In 2012 he became a founder member of Pipedown’s offshoot Quiet Edinburgh and helped draw up the text for its website as the organisation evolved into Quiet Scotland in 2017. He recounted how he would ask staff in a musak-playing restaurant if they could direct him to a restaurant which did not play music. More often or not staff took the hint and the musak was turned off. He also suggested you could order a very expensive meal and the best bottle of wine, then ask, when handing back the menu if staff would switch off the music. If they refused, you could leave - very apologetically, of course.

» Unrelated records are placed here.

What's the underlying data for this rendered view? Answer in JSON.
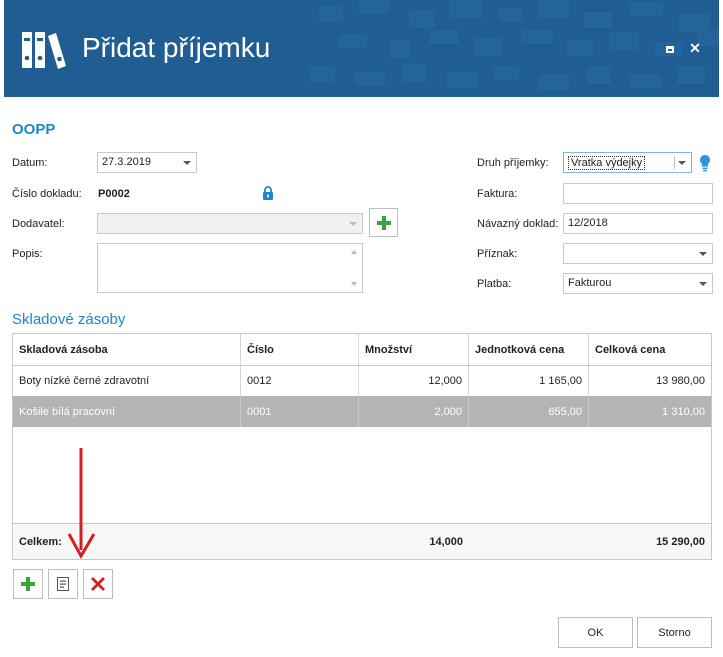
{
  "window": {
    "title": "Přidat příjemku",
    "title_color": "#1f5d93",
    "accent_color": "#1e86c9",
    "close_glyph": "✕"
  },
  "form": {
    "section_title": "OOPP",
    "datum_label": "Datum:",
    "datum_value": "27.3.2019",
    "cislo_label": "Číslo dokladu:",
    "cislo_value": "P0002",
    "dodavatel_label": "Dodavatel:",
    "dodavatel_value": "",
    "popis_label": "Popis:",
    "popis_value": "",
    "druh_label": "Druh příjemky:",
    "druh_value": "Vratka výdejky",
    "faktura_label": "Faktura:",
    "faktura_value": "",
    "navazny_label": "Návazný doklad:",
    "navazny_value": "12/2018",
    "priznak_label": "Příznak:",
    "priznak_value": "",
    "platba_label": "Platba:",
    "platba_value": "Fakturou"
  },
  "grid": {
    "title": "Skladové zásoby",
    "columns": [
      "Skladová zásoba",
      "Číslo",
      "Množství",
      "Jednotková cena",
      "Celková cena"
    ],
    "rows": [
      [
        "Boty nízké černé zdravotní",
        "0012",
        "12,000",
        "1 165,00",
        "13 980,00"
      ],
      [
        "Košile bílá pracovní",
        "0001",
        "2,000",
        "655,00",
        "1 310,00"
      ]
    ],
    "footer": {
      "label": "Celkem:",
      "quantity": "14,000",
      "total": "15 290,00"
    },
    "selected_row_color": "#b4b4b4"
  },
  "toolbar": {
    "icons": [
      "plus-icon",
      "edit-icon",
      "delete-icon"
    ]
  },
  "buttons": {
    "ok": "OK",
    "cancel": "Storno"
  },
  "annotation": {
    "arrow_color": "#d21f1f"
  }
}
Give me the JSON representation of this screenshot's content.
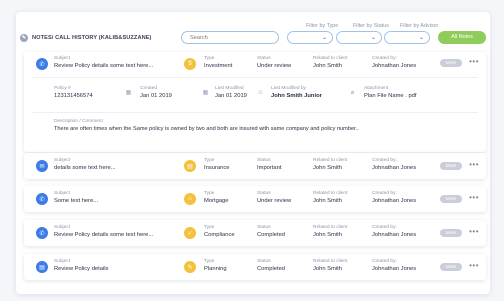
{
  "header": {
    "title": "NOTES/ CALL HISTORY (KALIB&SUZZANE)",
    "search_placeholder": "Search",
    "filter_type_label": "Filter by Type",
    "filter_status_label": "Filter by Status",
    "filter_advisor_label": "Filter by Advisor",
    "all_notes_label": "All Notes"
  },
  "labels": {
    "subject": "Subject",
    "type": "Type",
    "status": "Status",
    "related": "Related to client",
    "created_by": "Created by:",
    "more": "More",
    "dots": "•••",
    "policy_no": "Policy #",
    "created": "Created",
    "last_modified": "Last Modified",
    "last_modified_by": "Last Modified by",
    "attachment": "Attachment",
    "description": "Description / Comment"
  },
  "notes": [
    {
      "icon": "phone-icon",
      "subject": "Review Policy details some text here...",
      "type_icon": "dollar-icon",
      "type": "Investment",
      "status": "Under review",
      "client": "John Smith",
      "created_by": "Johnathan Jones",
      "details": {
        "policy_no": "123131456574",
        "created": "Jan 01 2019",
        "last_modified": "Jan 01 2019",
        "last_modified_by": "John Smith Junior",
        "attachment": "Plan File Name . pdf",
        "description": "There are often times when the Same policy is owned by two and both are insured with same company and policy number.."
      }
    },
    {
      "icon": "email-icon",
      "subject": "details some text here...",
      "type_icon": "insurance-icon",
      "type": "Insurance",
      "status": "Important",
      "client": "John Smith",
      "created_by": "Johnathan Jones"
    },
    {
      "icon": "phone-icon",
      "subject": "Some text here...",
      "type_icon": "home-icon",
      "type": "Mortgage",
      "status": "Under review",
      "client": "John Smith",
      "created_by": "Johnathan Jones"
    },
    {
      "icon": "phone-icon",
      "subject": "Review Policy details some text here...",
      "type_icon": "check-icon",
      "type": "Compliance",
      "status": "Completed",
      "client": "John Smith",
      "created_by": "Johnathan Jones"
    },
    {
      "icon": "document-icon",
      "subject": "Review Policy details",
      "type_icon": "pencil-icon",
      "type": "Planning",
      "status": "Completed",
      "client": "John Smith",
      "created_by": "Johnathan Jones"
    }
  ],
  "colors": {
    "accent_blue": "#3d7be6",
    "type_yellow": "#f5c13c",
    "all_notes_green": "#8fcc5c"
  }
}
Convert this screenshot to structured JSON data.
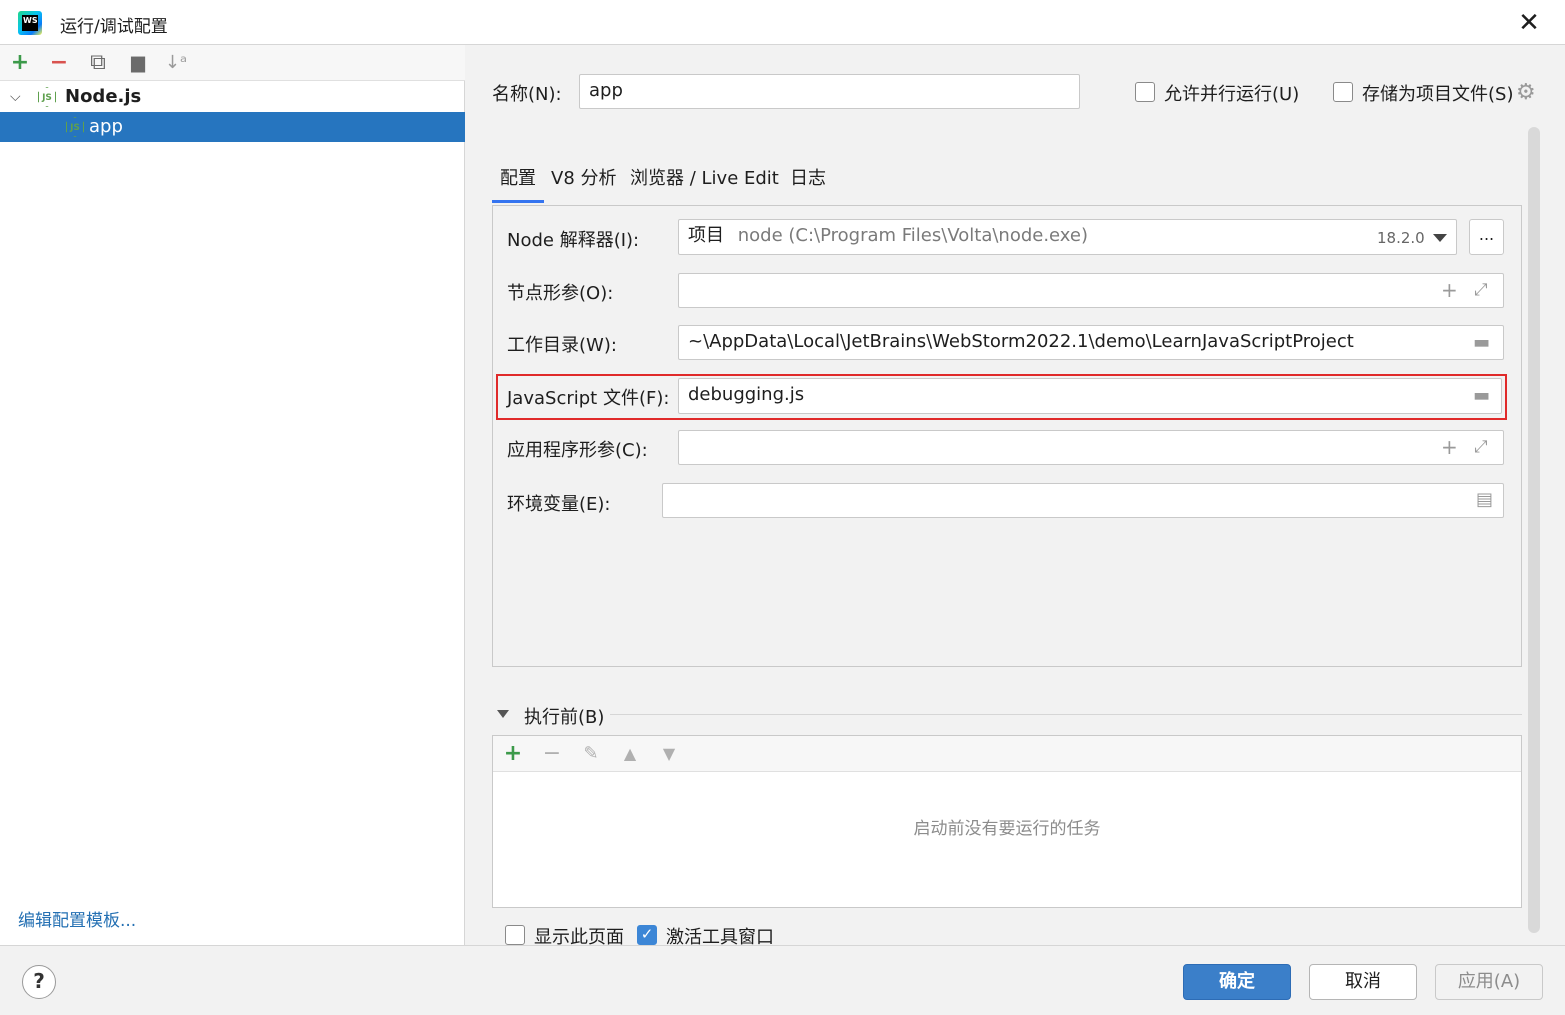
{
  "window": {
    "title": "运行/调试配置",
    "logo_text": "WS"
  },
  "left": {
    "toolbar": {
      "add": "+",
      "remove": "−",
      "copy": "⧉",
      "new_folder": "▆",
      "sort": "↓ᵃ"
    },
    "tree": [
      {
        "label": "Node.js",
        "icon": "JS"
      },
      {
        "label": "app",
        "icon": "JS"
      }
    ],
    "edit_templates": "编辑配置模板..."
  },
  "header": {
    "name_label": "名称(N):",
    "name_value": "app",
    "allow_parallel": "允许并行运行(U)",
    "store_as_project": "存储为项目文件(S)"
  },
  "tabs": [
    {
      "label": "配置"
    },
    {
      "label": "V8 分析"
    },
    {
      "label": "浏览器 / Live Edit"
    },
    {
      "label": "日志"
    }
  ],
  "config": {
    "node_interpreter_label": "Node 解释器(I):",
    "node_interpreter_kind": "项目",
    "node_interpreter_path": "node (C:\\Program Files\\Volta\\node.exe)",
    "node_version": "18.2.0",
    "browse_label": "...",
    "node_params_label": "节点形参(O):",
    "node_params_value": "",
    "workdir_label": "工作目录(W):",
    "workdir_value": "~\\AppData\\Local\\JetBrains\\WebStorm2022.1\\demo\\LearnJavaScriptProject",
    "jsfile_label": "JavaScript 文件(F):",
    "jsfile_value": "debugging.js",
    "app_params_label": "应用程序形参(C):",
    "app_params_value": "",
    "env_label": "环境变量(E):",
    "env_value": ""
  },
  "before_launch": {
    "title": "执行前(B)",
    "empty_text": "启动前没有要运行的任务"
  },
  "options": {
    "show_page": "显示此页面",
    "activate_tool_window": "激活工具窗口"
  },
  "buttons": {
    "help": "?",
    "ok": "确定",
    "cancel": "取消",
    "apply": "应用(A)"
  },
  "colors": {
    "accent": "#2675bf",
    "highlight": "#e02a2a",
    "node_green": "#5fa04e",
    "add_green": "#3c9a4a",
    "remove_red": "#d9534f"
  }
}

Fundamentally he would say, it was the lack of choice in the musak that was annoying as well as the sheer volume if one wanted to simply sit and read quietly.

After his move a couple of years ago down to Lincoln - the home area of his wife Grace - he had started the process of setting up a local group of Pipedown.

Mr Ellis was also a passionate supporter of the National Trust for Scotland and its conservation work. He served on its council between 2002 and 2005, and between 2002 and 2009 on its south regional sub group . From 2005 he was the group’s convenor. In 2010 he was an influential member of the trust’s communications task group and his advice was invaluable as the trust reformed itself and became more open and transparent in its communications with the public.

But no mere attendee of committee meetings he fostered the care of the built and natural environment right on his doorstep in practical ways. He was a working party leader with the Friends of the Meadows and Bruntsfield Links as well as with the Friends of the Hermitage of Braid and Blackford Hill.

He was a long standing member of Morningside Community Council and carried forth his campaign for litter-free streets by helping pick up the litter in his immediate neighbourhood.

Speaking to The Herald in 2016 on his retirement from Edinburgh’s School of Divinity (New College), he said his job was to help ministers find and improve their voice. “My main role was to enhance the voice that they had and to give them coaching on things like sustaining eye contact with the listeners, rhythm and pace, storytelling and gestures,” he said. “I also advised on the structure of the sermon, how they might organise the material, how they might use humour and visual aids."

Richard Ellis died after a short illness and is survived by his wife Grace and children Charlie and Victoria.